Santé Canada ne réfléchirait pas vite
Au nom de 60 scientifiques, un chercheur français tire à boulets rouges sur Ottawa pour son inaction à l’égard des pesticides tueurs d’abeilles.
« C’est la base de toute la vie sur Terre qui est menacée. Si on ne fait rien rapidement, j’ai bien peur que les effets soient irréversibles », prévient le Dr Jean-Marc Bonmatin, chercheur au Centre National de la Recherche scientifique (CNRS) de France.
Spécialiste des neurotoxiques chez les insectes, le Dr Bonmatin dirige la Task Force on Systemic Pesticides, un regroupement de chercheurs répartis dans 18 pays qui étudient les effets des pesticides néonicotinoïdes.
Il fera une intervention au parlement aujourd’hui dans l’espoir de pousser les décideurs à bannir ces substances, qui ne menacent pas que les abeilles.
Ces pesticides systémiques sont appliqués comme enrobage des semences pour prévenir les infestations de ravageurs. Parmi les trois les plus utilisés, l’imidaclopride, la clothianidine et le thiaméthoxame, l’Union européenne en a banni deux dès 2013.
HUMANITÉ MENACÉE
Pendant ce temps, l’Agence de réglementation de la lutte antiparasitaire (ARLA) de Santé Canada prévoit prendre une décision définitive en décembre 2018, alors qu’elle a entrepris une réévaluation des trois substances en juin 2012.
« On ne peut pas dire que Santé Canada soit très rapide. Ils pourraient réfléchir un peu plus vite vu les enjeux », gronde le Dr Bonmatin.
« Les effets sur les organismes vivants sont dramatiques. Tous les pollinisateurs sont appelés à disparaître si on ne fait rien, ainsi que tous les invertébrés du sol et de l’eau », plaide le chercheur.
Le processus est déjà en cours en Allemagne, où pas moins de 80 % des insectes volants ont disparu au cours des 10 ans qui ont précédé l’interdiction de certains néonicotinoïdes. Or, ces insectes sont à la base de la chaîne alimentaire, tout comme les invertébrés.

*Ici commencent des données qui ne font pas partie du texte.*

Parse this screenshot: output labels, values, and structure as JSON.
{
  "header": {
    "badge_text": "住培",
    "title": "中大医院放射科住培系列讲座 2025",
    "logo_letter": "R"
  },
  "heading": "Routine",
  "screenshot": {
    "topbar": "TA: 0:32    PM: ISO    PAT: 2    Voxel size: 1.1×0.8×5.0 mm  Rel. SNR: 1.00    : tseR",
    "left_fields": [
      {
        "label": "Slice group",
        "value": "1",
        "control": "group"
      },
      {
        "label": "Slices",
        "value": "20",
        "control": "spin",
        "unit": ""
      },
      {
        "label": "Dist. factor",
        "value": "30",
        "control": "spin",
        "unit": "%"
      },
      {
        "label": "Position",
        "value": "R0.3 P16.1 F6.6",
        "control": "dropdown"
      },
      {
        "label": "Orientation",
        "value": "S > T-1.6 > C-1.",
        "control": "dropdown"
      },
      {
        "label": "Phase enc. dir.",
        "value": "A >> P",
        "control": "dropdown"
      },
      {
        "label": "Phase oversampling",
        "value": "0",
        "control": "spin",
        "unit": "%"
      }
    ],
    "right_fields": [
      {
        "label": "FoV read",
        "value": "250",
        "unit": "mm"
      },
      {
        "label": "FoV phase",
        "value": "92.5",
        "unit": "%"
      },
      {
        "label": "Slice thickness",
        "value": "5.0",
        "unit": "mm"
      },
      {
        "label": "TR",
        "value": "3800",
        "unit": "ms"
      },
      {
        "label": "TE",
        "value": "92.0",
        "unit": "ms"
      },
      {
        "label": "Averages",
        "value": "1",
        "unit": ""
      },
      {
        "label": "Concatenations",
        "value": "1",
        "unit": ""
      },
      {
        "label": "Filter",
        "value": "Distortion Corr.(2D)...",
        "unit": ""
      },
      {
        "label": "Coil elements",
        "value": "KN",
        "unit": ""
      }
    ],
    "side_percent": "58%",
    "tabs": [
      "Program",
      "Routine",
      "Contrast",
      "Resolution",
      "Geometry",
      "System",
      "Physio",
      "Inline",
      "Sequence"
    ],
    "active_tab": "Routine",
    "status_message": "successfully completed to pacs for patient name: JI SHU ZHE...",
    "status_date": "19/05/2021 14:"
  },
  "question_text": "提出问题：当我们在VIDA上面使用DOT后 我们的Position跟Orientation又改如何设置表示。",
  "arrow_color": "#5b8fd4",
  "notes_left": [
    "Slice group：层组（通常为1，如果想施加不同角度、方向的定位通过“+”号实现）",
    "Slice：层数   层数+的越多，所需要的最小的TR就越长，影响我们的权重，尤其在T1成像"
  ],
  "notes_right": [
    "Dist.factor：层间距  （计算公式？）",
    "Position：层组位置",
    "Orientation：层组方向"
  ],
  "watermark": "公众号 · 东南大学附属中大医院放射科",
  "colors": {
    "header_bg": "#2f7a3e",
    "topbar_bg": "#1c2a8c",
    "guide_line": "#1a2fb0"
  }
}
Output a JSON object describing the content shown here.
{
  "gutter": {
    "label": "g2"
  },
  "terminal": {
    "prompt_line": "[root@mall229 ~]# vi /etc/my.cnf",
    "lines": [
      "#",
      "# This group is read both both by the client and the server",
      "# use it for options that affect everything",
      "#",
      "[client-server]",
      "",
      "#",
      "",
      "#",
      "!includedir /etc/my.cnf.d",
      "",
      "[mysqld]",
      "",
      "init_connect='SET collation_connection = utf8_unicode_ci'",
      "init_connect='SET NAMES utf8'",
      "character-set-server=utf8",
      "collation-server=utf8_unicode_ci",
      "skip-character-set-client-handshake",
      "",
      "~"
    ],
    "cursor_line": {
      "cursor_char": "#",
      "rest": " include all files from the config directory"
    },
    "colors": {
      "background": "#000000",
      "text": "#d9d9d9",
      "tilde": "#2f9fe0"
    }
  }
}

« Quand on attaque les fondations d’un immeuble, il s’effondre et je vous rappelle que nous, les humains, nous sommes au dernier étage », poursuit le Dr Bonmatin.
Le scientifique souligne que les humains ne sont pas à l’abri des effets des néonicotinoïdes sur les fonctions essentielles du vivant, dont le système immunitaire et le système reproducteur.